GLSEN has a new report out that asked nearly 300 trans students about how they're getting along in school:
Nearly nine out of 10 transgender students experienced verbal harassment at school in the past year because of their sexual orientation and gender expression, more than half experienced physical harassment because of their sexual orientation and gender expression and more than a quarter experienced physical assault because of their sexual orientation and gender expression.
High school is already hard enough, but throw that level of harassment into the mix and it can drive most people to just stay home or drop out of school. The worst thing is that teachers usually don't do anything to help.
The high rate of victimization had a direct impact on school attendance and academic performance.
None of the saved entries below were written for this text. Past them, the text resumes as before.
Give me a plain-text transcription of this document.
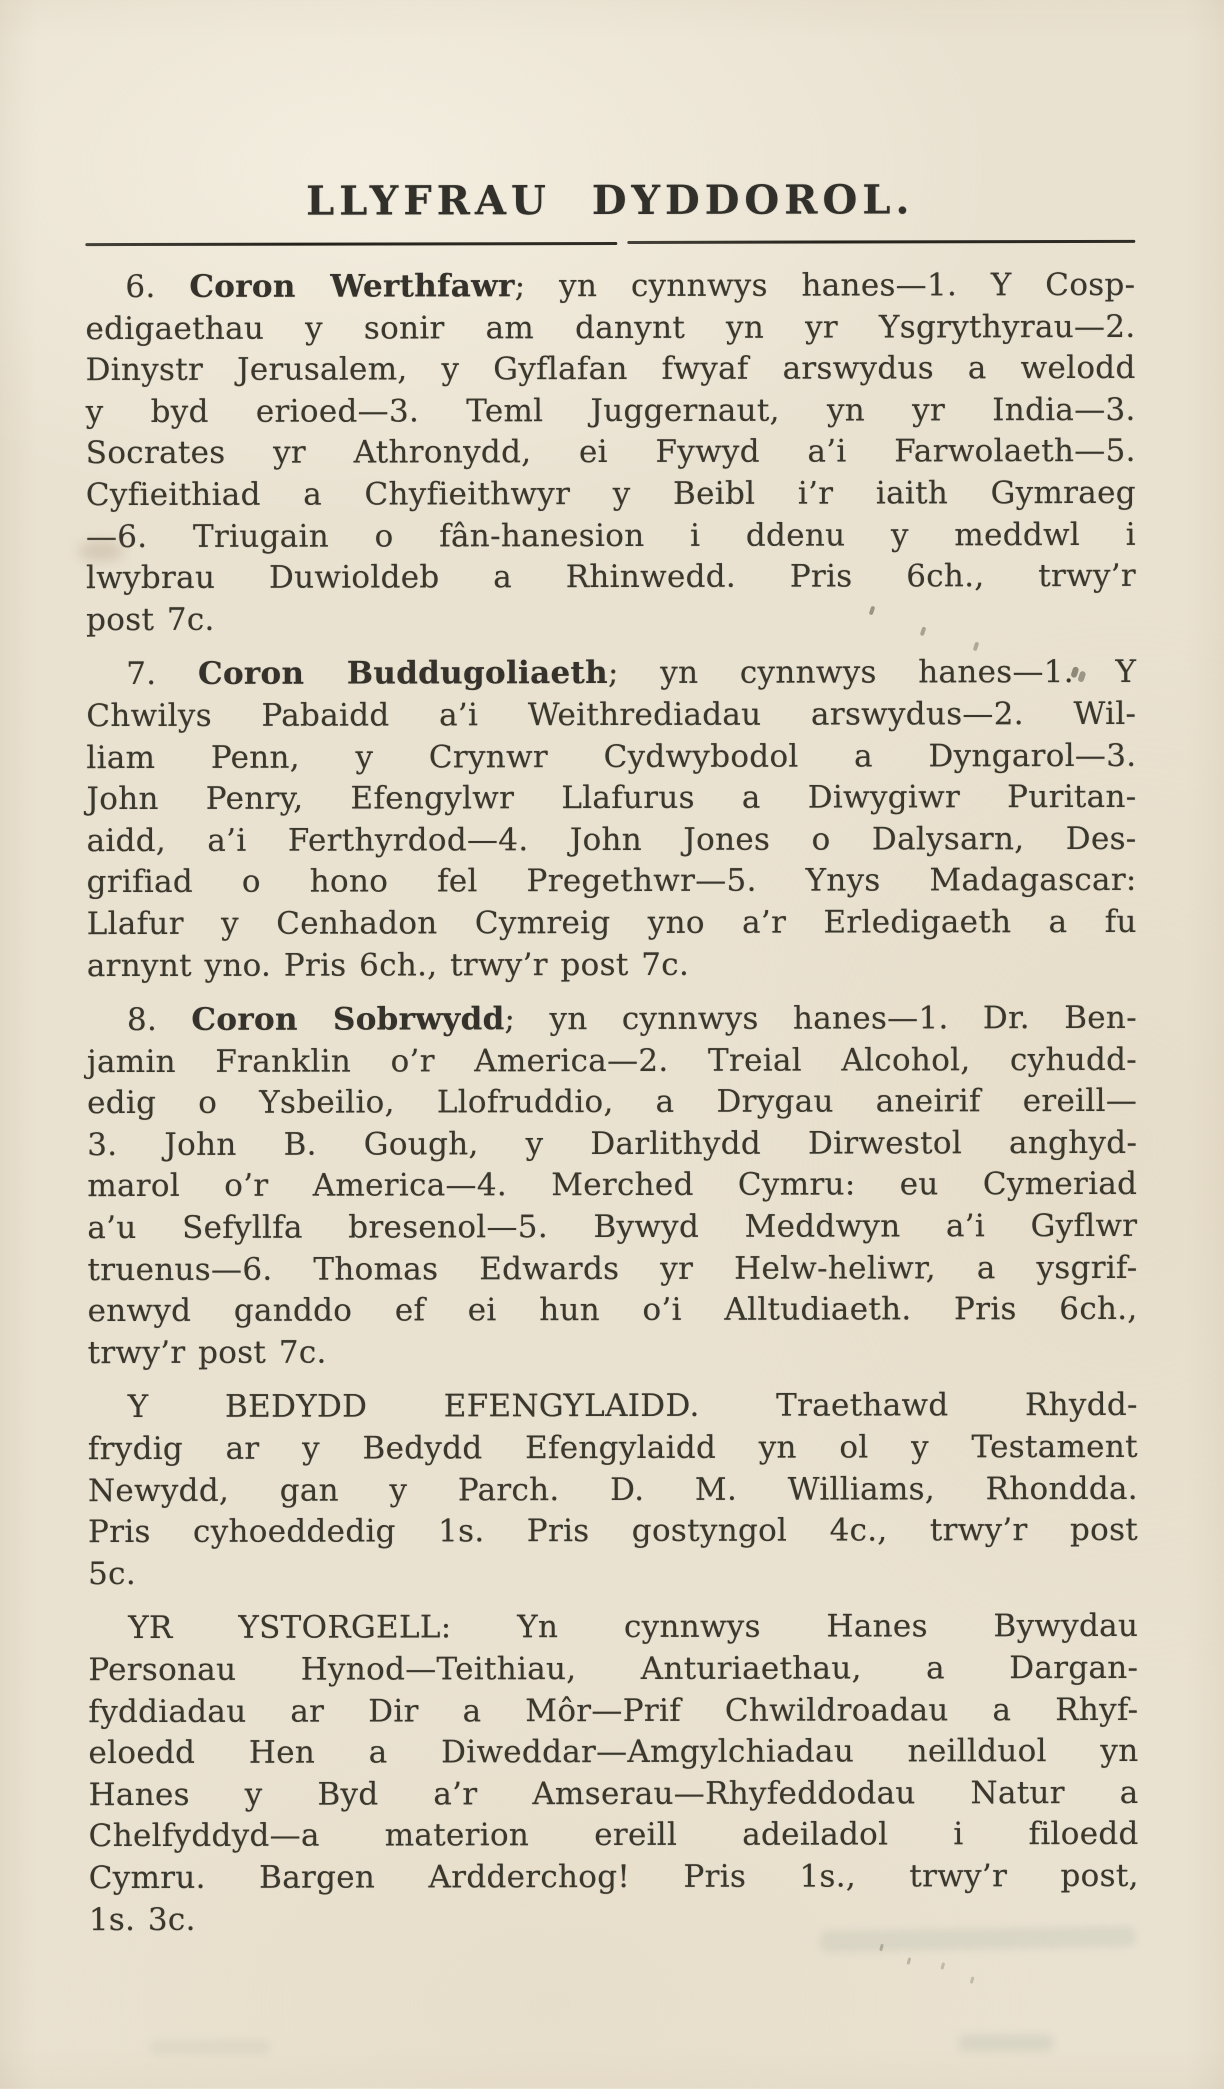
LLYFRAU DYDDOROL.
6. Coron Werthfawr; yn cynnwys hanes—1. Y Cosp-
edigaethau y sonir am danynt yn yr Ysgrythyrau—2.
Dinystr Jerusalem, y Gyflafan fwyaf arswydus a welodd
y byd erioed—3. Teml Juggernaut, yn yr India—3.
Socrates yr Athronydd, ei Fywyd a’i Farwolaeth—5.
Cyfieithiad a Chyfieithwyr y Beibl i’r iaith Gymraeg
—6. Triugain o fân-hanesion i ddenu y meddwl i
lwybrau Duwioldeb a Rhinwedd. Pris 6ch., trwy’r
post 7c.
7. Coron Buddugoliaeth; yn cynnwys hanes—1. Y
Chwilys Pabaidd a’i Weithrediadau arswydus—2. Wil-
liam Penn, y Crynwr Cydwybodol a Dyngarol—3.
John Penry, Efengylwr Llafurus a Diwygiwr Puritan-
aidd, a’i Ferthyrdod—4. John Jones o Dalysarn, Des-
grifiad o hono fel Pregethwr—5. Ynys Madagascar:
Llafur y Cenhadon Cymreig yno a’r Erledigaeth a fu
arnynt yno. Pris 6ch., trwy’r post 7c.
8. Coron Sobrwydd; yn cynnwys hanes—1. Dr. Ben-
jamin Franklin o’r America—2. Treial Alcohol, cyhudd-
edig o Ysbeilio, Llofruddio, a Drygau aneirif ereill—
3. John B. Gough, y Darlithydd Dirwestol anghyd-
marol o’r America—4. Merched Cymru: eu Cymeriad
a’u Sefyllfa bresenol—5. Bywyd Meddwyn a’i Gyflwr
truenus—6. Thomas Edwards yr Helw-heliwr, a ysgrif-
enwyd ganddo ef ei hun o’i Alltudiaeth. Pris 6ch.,
trwy’r post 7c.
Y BEDYDD EFENGYLAIDD. Traethawd Rhydd-
frydig ar y Bedydd Efengylaidd yn ol y Testament
Newydd, gan y Parch. D. M. Williams, Rhondda.
Pris cyhoeddedig 1s. Pris gostyngol 4c., trwy’r post
5c.
YR YSTORGELL: Yn cynnwys Hanes Bywydau
Personau Hynod—Teithiau, Anturiaethau, a Dargan-
fyddiadau ar Dir a Môr—Prif Chwildroadau a Rhyf-
eloedd Hen a Diweddar—Amgylchiadau neillduol yn
Hanes y Byd a’r Amserau—Rhyfeddodau Natur a
Chelfyddyd—a materion ereill adeiladol i filoedd
Cymru. Bargen Ardderchog! Pris 1s., trwy’r post,
1s. 3c.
Transgender students who experienced high levels of harassment were more likely to miss school because they felt unsafe and had lower grade point averages than those who experienced lower levels of harassment.
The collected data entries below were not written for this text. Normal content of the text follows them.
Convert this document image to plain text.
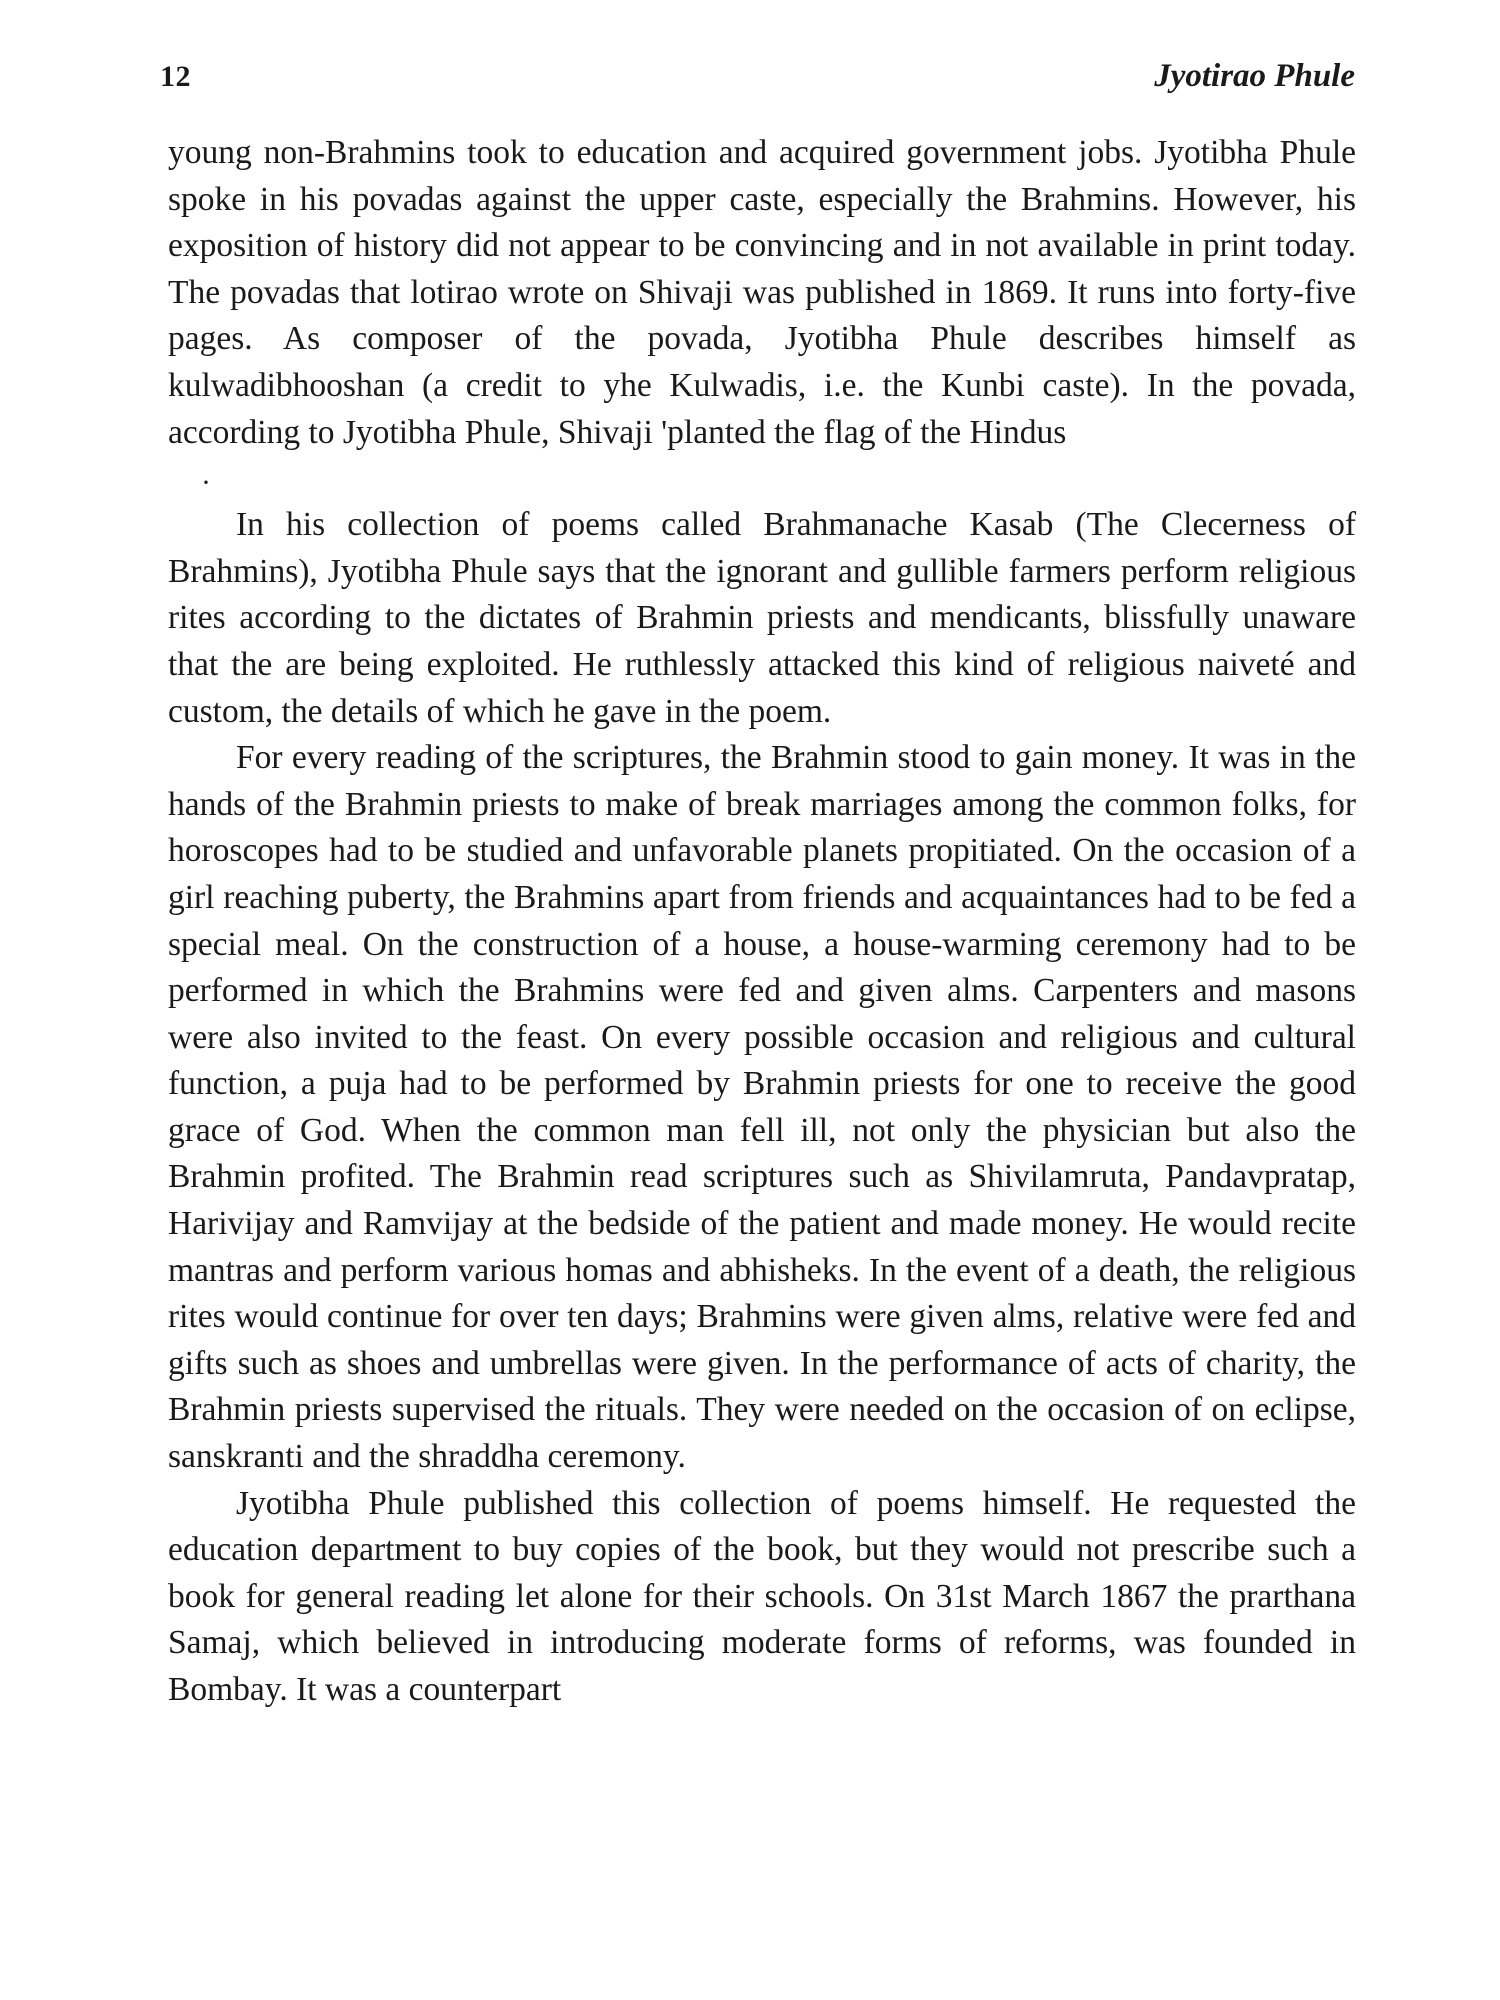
12	Jyotirao Phule

young non-Brahmins took to education and acquired government jobs. Jyotibha Phule spoke in his povadas against the upper caste, especially the Brahmins. However, his exposition of history did not appear to be convincing and in not available in print today. The povadas that lotirao wrote on Shivaji was published in 1869. It runs into forty-five pages. As composer of the povada, Jyotibha Phule describes himself as kulwadibhooshan (a credit to yhe Kulwadis, i.e. the Kunbi caste). In the povada, according to Jyotibha Phule, Shivaji 'planted the flag of the Hindus

·

In his collection of poems called Brahmanache Kasab (The Clecerness of Brahmins), Jyotibha Phule says that the ignorant and gullible farmers perform religious rites according to the dictates of Brahmin priests and mendicants, blissfully unaware that the are being exploited. He ruthlessly attacked this kind of religious naiveté and custom, the details of which he gave in the poem.

For every reading of the scriptures, the Brahmin stood to gain money. It was in the hands of the Brahmin priests to make of break marriages among the common folks, for horoscopes had to be studied and unfavorable planets propitiated. On the occasion of a girl reaching puberty, the Brahmins apart from friends and acquaintances had to be fed a special meal. On the construction of a house, a house-warming ceremony had to be performed in which the Brahmins were fed and given alms. Carpenters and masons were also invited to the feast. On every possible occasion and religious and cultural function, a puja had to be performed by Brahmin priests for one to receive the good grace of God. When the common man fell ill, not only the physician but also the Brahmin profited. The Brahmin read scriptures such as Shivilamruta, Pandavpratap, Harivijay and Ramvijay at the bedside of the patient and made money. He would recite mantras and perform various homas and abhisheks. In the event of a death, the religious rites would continue for over ten days; Brahmins were given alms, relative were fed and gifts such as shoes and umbrellas were given. In the performance of acts of charity, the Brahmin priests supervised the rituals. They were needed on the occasion of on eclipse, sanskranti and the shraddha ceremony.

Jyotibha Phule published this collection of poems himself. He requested the education department to buy copies of the book, but they would not prescribe such a book for general reading let alone for their schools. On 31st March 1867 the prarthana Samaj, which believed in introducing moderate forms of reforms, was founded in Bombay. It was a counterpart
Less than a fifth of transgender students said that school staff intervened most of the time or always when hearing homophobic remarks or negative remarks about someone's gender expression.
In addition, school staff also contributed to the harassment. A third of transgender students heard school staff make homophobic remarks, sexist remarks and negative comments about someone's gender expression in the past year.
And how many rightwingers are opposed to even training teachers the basics about how to help trans students? Is that even a mainstream policy debate in this country?
It certainly ought to be. While we ask for an inclusive ENDA to protect people on the job later on, if trans students are dropping out of school, performing poorly, or missing school because of harassment, they're going to be held back in the job market.